REPUBLIKA.CO.ID, MOSKOW -- Perseteruan antara Telegram dan pemerintah Rusia memasuki babak baru pekan ini. Regulator komunikasi Roskomnadzor mulai mendaftarkan gugatan hukum agar akses Telegram di Rusia dibatasi.
Sebagai bagian dari upaya penanganan antiterorisme, agen Rusia seperti Federal Security Service (FSB) meminta kepada Telegram agar diizinkan mengakses layanan perpesanan terenkripsi. Permintaan ini bertujuan agar FSB bisa memantau percakapan dan data para pengguna.
Tahun lalu FSB meminta Telegram agar membagikan kunci-kunci enkripsinya namun perusahaan menolak. Akibatnya aplikasi yang diciptakan Pavel Durov itu harus membayar denda sebesar 14 ribu dolar AS. Bulan lalu, hakim Pengadilan Tinggi Alla Nazarova menolak sikap keberatan Telegram dan denda itu tetap wajib dibayar.

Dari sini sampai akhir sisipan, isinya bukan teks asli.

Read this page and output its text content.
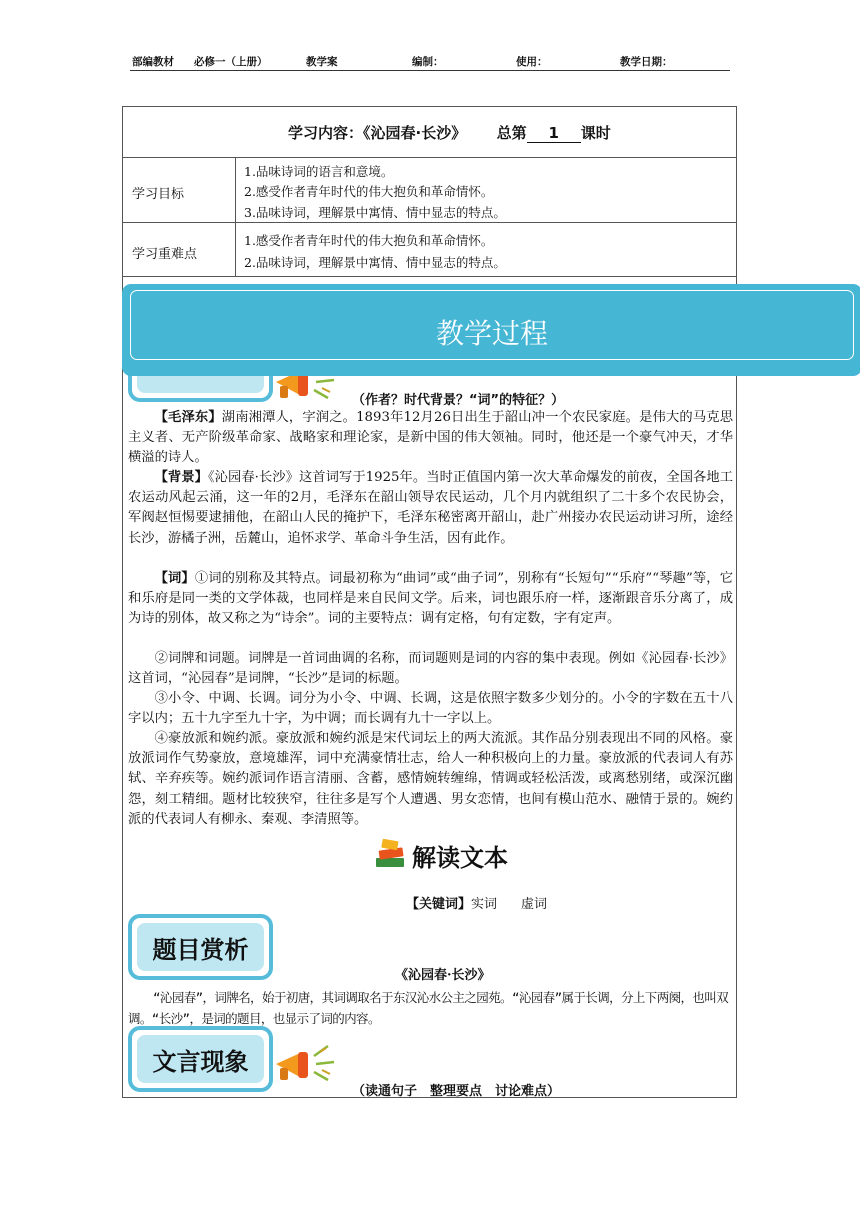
部编教材 必修一（上册）	教学案	编制：	使用：	教学日期：
学习内容：《沁园春·长沙》 总第 1 课时
学习目标
1.品味诗词的语言和意境。
2.感受作者青年时代的伟大抱负和革命情怀。
3.品味诗词，理解景中寓情、情中显志的特点。
学习重难点
1.感受作者青年时代的伟大抱负和革命情怀。
2.品味诗词，理解景中寓情、情中显志的特点。
教学过程
（作者？时代背景？“词”的特征？）

【毛泽东】湖南湘潭人，字润之。1893年12月26日出生于韶山冲一个农民家庭。是伟大的马克思主义者、无产阶级革命家、战略家和理论家，是新中国的伟大领袖。同时，他还是一个豪气冲天，才华横溢的诗人。

【背景】《沁园春·长沙》这首词写于1925年。当时正值国内第一次大革命爆发的前夜，全国各地工农运动风起云涌，这一年的2月，毛泽东在韶山领导农民运动，几个月内就组织了二十多个农民协会，军阀赵恒惕要逮捕他，在韶山人民的掩护下，毛泽东秘密离开韶山，赴广州接办农民运动讲习所，途经长沙，游橘子洲，岳麓山，追怀求学、革命斗争生活，因有此作。

【词】①词的别称及其特点。词最初称为“曲词”或“曲子词”，别称有“长短句”“乐府”“琴趣”等，它和乐府是同一类的文学体裁，也同样是来自民间文学。后来，词也跟乐府一样，逐渐跟音乐分离了，成为诗的别体，故又称之为“诗余”。词的主要特点：调有定格，句有定数，字有定声。

②词牌和词题。词牌是一首词曲调的名称，而词题则是词的内容的集中表现。例如《沁园春·长沙》这首词，“沁园春”是词牌，“长沙”是词的标题。

③小令、中调、长调。词分为小令、中调、长调，这是依照字数多少划分的。小令的字数在五十八字以内；五十九字至九十字，为中调；而长调有九十一字以上。

④豪放派和婉约派。豪放派和婉约派是宋代词坛上的两大流派。其作品分别表现出不同的风格。豪放派词作气势豪放，意境雄浑，词中充满豪情壮志，给人一种积极向上的力量。豪放派的代表词人有苏轼、辛弃疾等。婉约派词作语言清丽、含蓄，感情婉转缠绵，情调或轻松活泼，或离愁别绪，或深沉幽怨，刻工精细。题材比较狭窄，往往多是写个人遭遇、男女恋情，也间有模山范水、融情于景的。婉约派的代表词人有柳永、秦观、李清照等。

解读文本
【关键词】实词 虚词
题目赏析
《沁园春·长沙》

“沁园春”，词牌名，始于初唐，其词调取名于东汉沁水公主之园苑。“沁园春”属于长调，分上下两阕，也叫双调。“长沙”，是词的题目，也显示了词的内容。

文言现象
（读通句子　整理要点　讨论难点）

Dilansir dari Techspot Jumat (6/4), batas waktu Telegram untuk mengabulkan permohonan Roskomnadzor berakhir pada 4 April lalu. Telegram menolak membagikan kunci enkripsi para pengguna karena dinilai melanggar privasi. BBC menyebut layanan enkripsi yang didesain Telegram membuat perusahaan itu juga tidak dapat mengakses percakapan para pengguna.
Isi gugatan yang dilayangkan Roskomnadzor di pengadilan Moskow mencantumkan permintaan agar akses Telegram terhadap sumber informasi dan kerja sama dibatasi di Rusia. Menanggapi hal ini, Pavel Shikov selaku pengacara Telegram mengkritik gugatan hukum sebagai hal yang tidak berdasar.
"Permintaan FSB untuk menyediakan akses percakapan para pengguna sungguh melanggar konsitusi dan tidak punya landasan fakta yang kuat. Secara hukum permintaan tersebut tidak dapat dipenuhi," ungkap Shikov.
Telegram adalah aplikasi perpesanan terpopuler kesembilan di dunia. Dengan 200 juta pengguna aktif, Telegram menonjolkan layanan enkripsi percakapan yang hampir tidak mungkin disadap. Selain di Rusia, Telegram juga sangat populer di Timur Tengah.